New Heritage Theatre Group
New Heritage Theatre Group
229 West 135th StreetNew York, NY 10030
212 926 0104
newheritagetheatre.org
Few theaters put as much effort into bettering their communities as they do into their productions, but for Voza Rivers and New Heritage Theatre Group, positively impacting Harlem and the global Black arts community is central to their mission.
New Heritage is New York’s oldest Black non-profit arts group that performs on stages throughout Harlem. It was founded as the New Heritage Repertory Theatre by the late Roger Furman, who was an acclaimed playwright, director, actor, and member of the American Negro Theater, where he worked amongst Sidney Poitier, Ossie Davis, and Harry Belafonte.

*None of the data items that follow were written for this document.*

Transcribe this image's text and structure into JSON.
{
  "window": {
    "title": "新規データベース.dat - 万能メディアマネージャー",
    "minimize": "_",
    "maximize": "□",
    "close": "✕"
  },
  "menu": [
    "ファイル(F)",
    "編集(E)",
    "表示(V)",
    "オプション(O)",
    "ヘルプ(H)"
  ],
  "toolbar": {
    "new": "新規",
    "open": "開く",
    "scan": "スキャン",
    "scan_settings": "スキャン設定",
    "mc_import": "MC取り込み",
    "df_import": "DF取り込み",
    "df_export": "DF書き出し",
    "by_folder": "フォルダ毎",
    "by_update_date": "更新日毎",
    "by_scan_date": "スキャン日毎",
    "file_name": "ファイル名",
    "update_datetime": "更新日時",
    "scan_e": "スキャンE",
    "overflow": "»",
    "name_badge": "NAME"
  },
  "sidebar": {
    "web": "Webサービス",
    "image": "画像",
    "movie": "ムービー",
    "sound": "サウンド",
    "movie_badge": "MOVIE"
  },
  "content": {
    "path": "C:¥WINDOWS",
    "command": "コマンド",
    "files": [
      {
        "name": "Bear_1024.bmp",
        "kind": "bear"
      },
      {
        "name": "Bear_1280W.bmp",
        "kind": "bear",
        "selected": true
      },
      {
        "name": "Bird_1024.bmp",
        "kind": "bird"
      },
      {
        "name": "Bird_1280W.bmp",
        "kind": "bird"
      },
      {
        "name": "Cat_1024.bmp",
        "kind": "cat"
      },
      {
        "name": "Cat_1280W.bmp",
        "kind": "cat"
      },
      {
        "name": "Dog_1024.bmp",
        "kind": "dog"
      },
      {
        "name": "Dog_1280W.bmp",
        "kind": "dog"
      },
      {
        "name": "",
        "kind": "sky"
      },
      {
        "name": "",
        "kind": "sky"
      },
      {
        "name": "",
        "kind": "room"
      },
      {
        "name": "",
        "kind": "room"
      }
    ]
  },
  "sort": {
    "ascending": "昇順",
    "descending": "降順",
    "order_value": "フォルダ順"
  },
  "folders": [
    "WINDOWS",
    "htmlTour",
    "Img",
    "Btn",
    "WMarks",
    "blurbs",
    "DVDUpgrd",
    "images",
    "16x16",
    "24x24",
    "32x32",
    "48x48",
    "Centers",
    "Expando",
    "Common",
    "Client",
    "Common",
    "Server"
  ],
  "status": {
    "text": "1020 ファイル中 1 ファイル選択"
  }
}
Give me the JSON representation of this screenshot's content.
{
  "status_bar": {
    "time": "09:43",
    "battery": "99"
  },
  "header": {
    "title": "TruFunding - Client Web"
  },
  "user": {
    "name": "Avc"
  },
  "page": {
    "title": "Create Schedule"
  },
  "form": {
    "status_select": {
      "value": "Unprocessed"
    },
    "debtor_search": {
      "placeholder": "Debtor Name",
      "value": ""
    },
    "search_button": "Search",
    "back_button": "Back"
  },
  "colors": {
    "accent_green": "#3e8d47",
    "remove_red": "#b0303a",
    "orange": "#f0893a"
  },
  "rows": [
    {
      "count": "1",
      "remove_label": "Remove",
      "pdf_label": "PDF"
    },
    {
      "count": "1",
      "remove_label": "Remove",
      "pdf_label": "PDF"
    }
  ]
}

Voza, who had been a longtime volunteer and shadowed Furman to learn the ropes, took over the theater following Furman’s passing in 1983. He gained international recognition by working with the South African playwright Mbongeni Ngema. Ngema’s plays about apartheid in his home country played on Broadway and Lincoln Center, and after forming a relationship with Voza, he made sure Ngema’s plays were performed in Harlem. Ngema’s acclaim followed him uptown, and suddenly New Heritage was drawing profiles from the likes of The New York Times and enough revenue that Voza could create a worldwide collaborative network of Black artists.
The success also changed the theater scene in New York, which had for a long time seen racially divided audiences. Voza said that when word got around about New Heritage’s caliber, “the downtown people started coming uptown.”

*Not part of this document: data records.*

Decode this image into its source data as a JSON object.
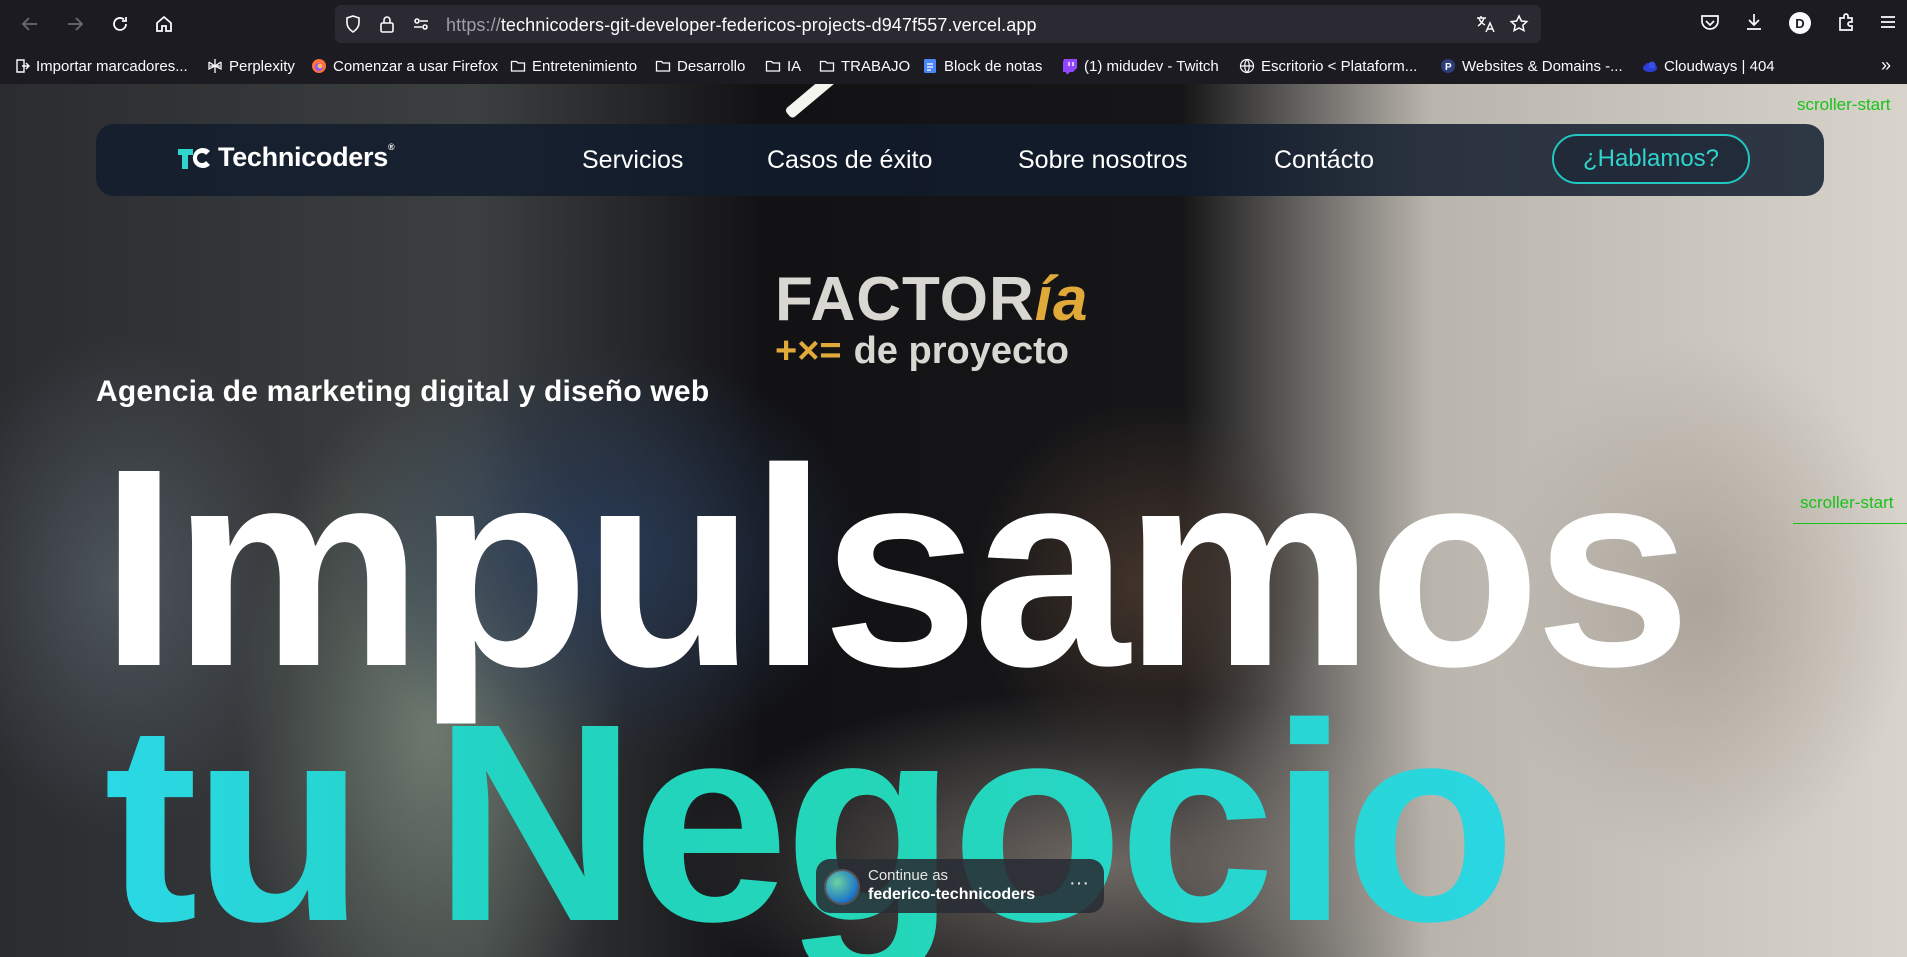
{
  "browser": {
    "url_protocol": "https://",
    "url_host": "technicoders-git-developer-federicos-projects-d947f557.vercel.app",
    "account_initial": "D",
    "bookmarks": [
      {
        "label": "Importar marcadores...",
        "icon": "import-icon"
      },
      {
        "label": "Perplexity",
        "icon": "perplexity-icon"
      },
      {
        "label": "Comenzar a usar Firefox",
        "icon": "firefox-icon"
      },
      {
        "label": "Entretenimiento",
        "icon": "folder-icon"
      },
      {
        "label": "Desarrollo",
        "icon": "folder-icon"
      },
      {
        "label": "IA",
        "icon": "folder-icon"
      },
      {
        "label": "TRABAJO",
        "icon": "folder-icon"
      },
      {
        "label": "Block de notas",
        "icon": "docs-icon"
      },
      {
        "label": "(1) midudev - Twitch",
        "icon": "twitch-icon"
      },
      {
        "label": "Escritorio < Plataform...",
        "icon": "globe-icon"
      },
      {
        "label": "Websites & Domains -...",
        "icon": "plesk-icon"
      },
      {
        "label": "Cloudways | 404",
        "icon": "cloudways-icon"
      }
    ],
    "overflow_label": "»"
  },
  "site": {
    "logo_text": "Technicoders",
    "logo_reg": "®",
    "nav": [
      "Servicios",
      "Casos de éxito",
      "Sobre nosotros",
      "Contácto"
    ],
    "cta": "¿Hablamos?",
    "tagline": "Agencia de marketing digital y diseño web",
    "headline_line1": "Impulsamos",
    "headline_line2": "tu Negocio",
    "background_sign": {
      "word": "FACTOR",
      "accent": "ía",
      "symbols": "+×=",
      "subtitle": "de proyecto"
    },
    "debug_labels": [
      "scroller-start",
      "scroller-start"
    ],
    "accent_color": "#22d3c0"
  },
  "continue_prompt": {
    "label": "Continue as",
    "username": "federico-technicoders",
    "more": "···"
  }
}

In everything it does, New Heritage is committed to uplifting Black artists and using art to dismantle harmful stereotypes. In addition to putting on productions and screening documentaries, the group hosts festivals and celebrations of music and history that bring in attendees from far outside the neighborhood. The company also provides training and international exposure to veteran and emerging artists. As Voza says, “Culture plays a major role in advancing the ideas of a people.”
Few people would serve New Heritage like Voza because few are as devoted to the community as he is. Born and raised in the neighborhood, Voza jokes that he got his education not in a classroom but between 125th and 145th Streets. “It all centered around this one-mile radius.”